As reported by WSJ’s Max Colchester, Jason Douglas and Ainsley Thomson, Former Barclays Chief Executive Robert Diamond sought to cast doubts about the behavior of other banks during a marathon session with U.K. lawmakers looking into an unfolding interest-rate scandal.
In a carefully choreographed performance, the 60-year-old American appeared to dodge questions over how it was possible he wasn’t aware of the attempted manipulation of a key interbank lending rate by his top traders at the bank.
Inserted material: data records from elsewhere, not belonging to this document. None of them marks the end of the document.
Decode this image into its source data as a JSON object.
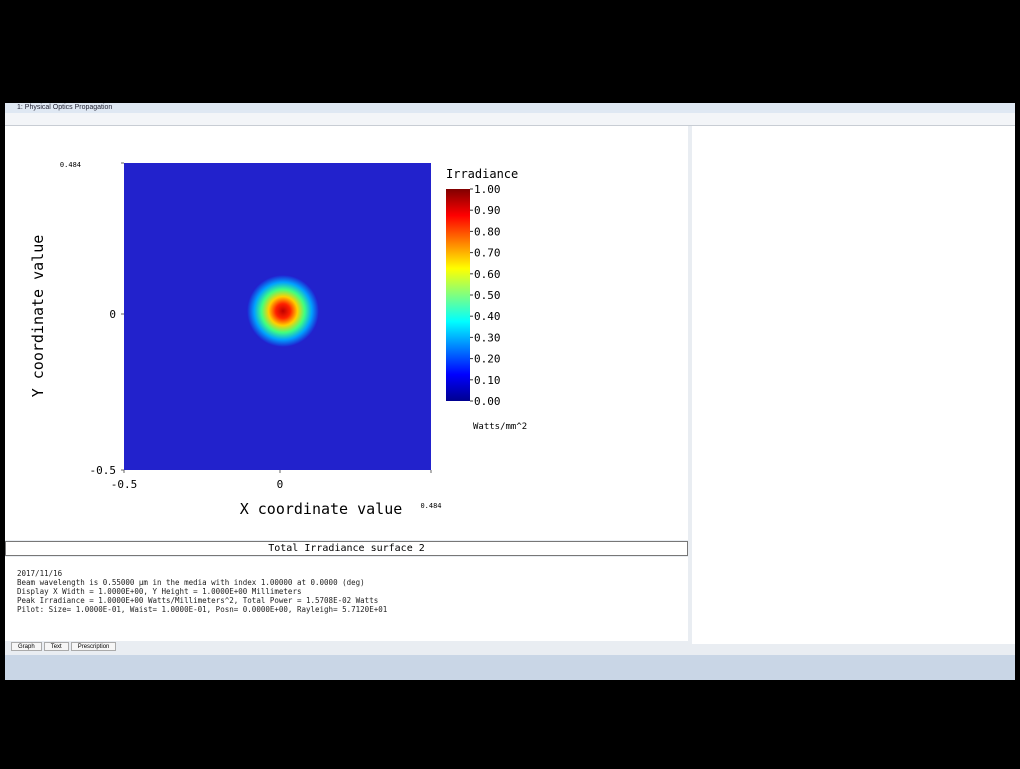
{
  "window": {
    "title": "1: Physical Optics Propagation"
  },
  "plot": {
    "xlabel": "X coordinate value",
    "ylabel": "Y coordinate value",
    "xlim": [
      -0.5,
      0.484
    ],
    "ylim": [
      -0.5,
      0.484
    ],
    "xticks": [
      -0.5,
      0,
      0.484
    ],
    "yticks": [
      -0.5,
      0,
      0.484
    ],
    "colorbar": {
      "title": "Irradiance",
      "unit": "Watts/mm^2",
      "lim": [
        0,
        1
      ],
      "ticks": [
        {
          "value": 1,
          "label": "1.00"
        },
        {
          "value": 0.9,
          "label": "0.90"
        },
        {
          "value": 0.8,
          "label": "0.80"
        },
        {
          "value": 0.7,
          "label": "0.70"
        },
        {
          "value": 0.6,
          "label": "0.60"
        },
        {
          "value": 0.5,
          "label": "0.50"
        },
        {
          "value": 0.4,
          "label": "0.40"
        },
        {
          "value": 0.3,
          "label": "0.30"
        },
        {
          "value": 0.2,
          "label": "0.20"
        },
        {
          "value": 0.1,
          "label": "0.10"
        },
        {
          "value": 0,
          "label": "0.00"
        }
      ]
    }
  },
  "text_panel": {
    "title": "Total Irradiance surface 2",
    "lines": [
      "2017/11/16",
      "Beam wavelength is 0.55000 µm in the media with index 1.00000 at 0.0000 (deg)",
      "Display X Width = 1.0000E+00, Y Height = 1.0000E+00 Millimeters",
      "Peak Irradiance = 1.0000E+00 Watts/Millimeters^2, Total Power = 1.5708E-02 Watts",
      "Pilot: Size= 1.0000E-01, Waist= 1.0000E-01, Posn= 0.0000E+00, Rayleigh= 5.7120E+01"
    ]
  },
  "tabs": [
    "Graph",
    "Text",
    "Prescription"
  ]
}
Instead, he questioned how banks that were part-nationalized during the height of the 2008 global financial crisis, such as Royal Bank of Scotland Group PLC and Lloyds Banking Group PLC., were able to claim cheaper borrowing costs than Barclays and said he feared the government would step in to take over part of his bank, too.
He also denied that he had any knowledge that traders at the bank tried to rig the rates to pad the bank’s profits until official investigations began. The revelations he said, “made me feel physically sick.”
Tuesday, Barclays published a note written by Mr. Diamond in 2008 suggesting that a top Bank of England official, Paul Tucker, under pressure from the U.K. government, may have tacitly encouraged the bank to lower its submissions to a panel that sets the London interbank lending rate.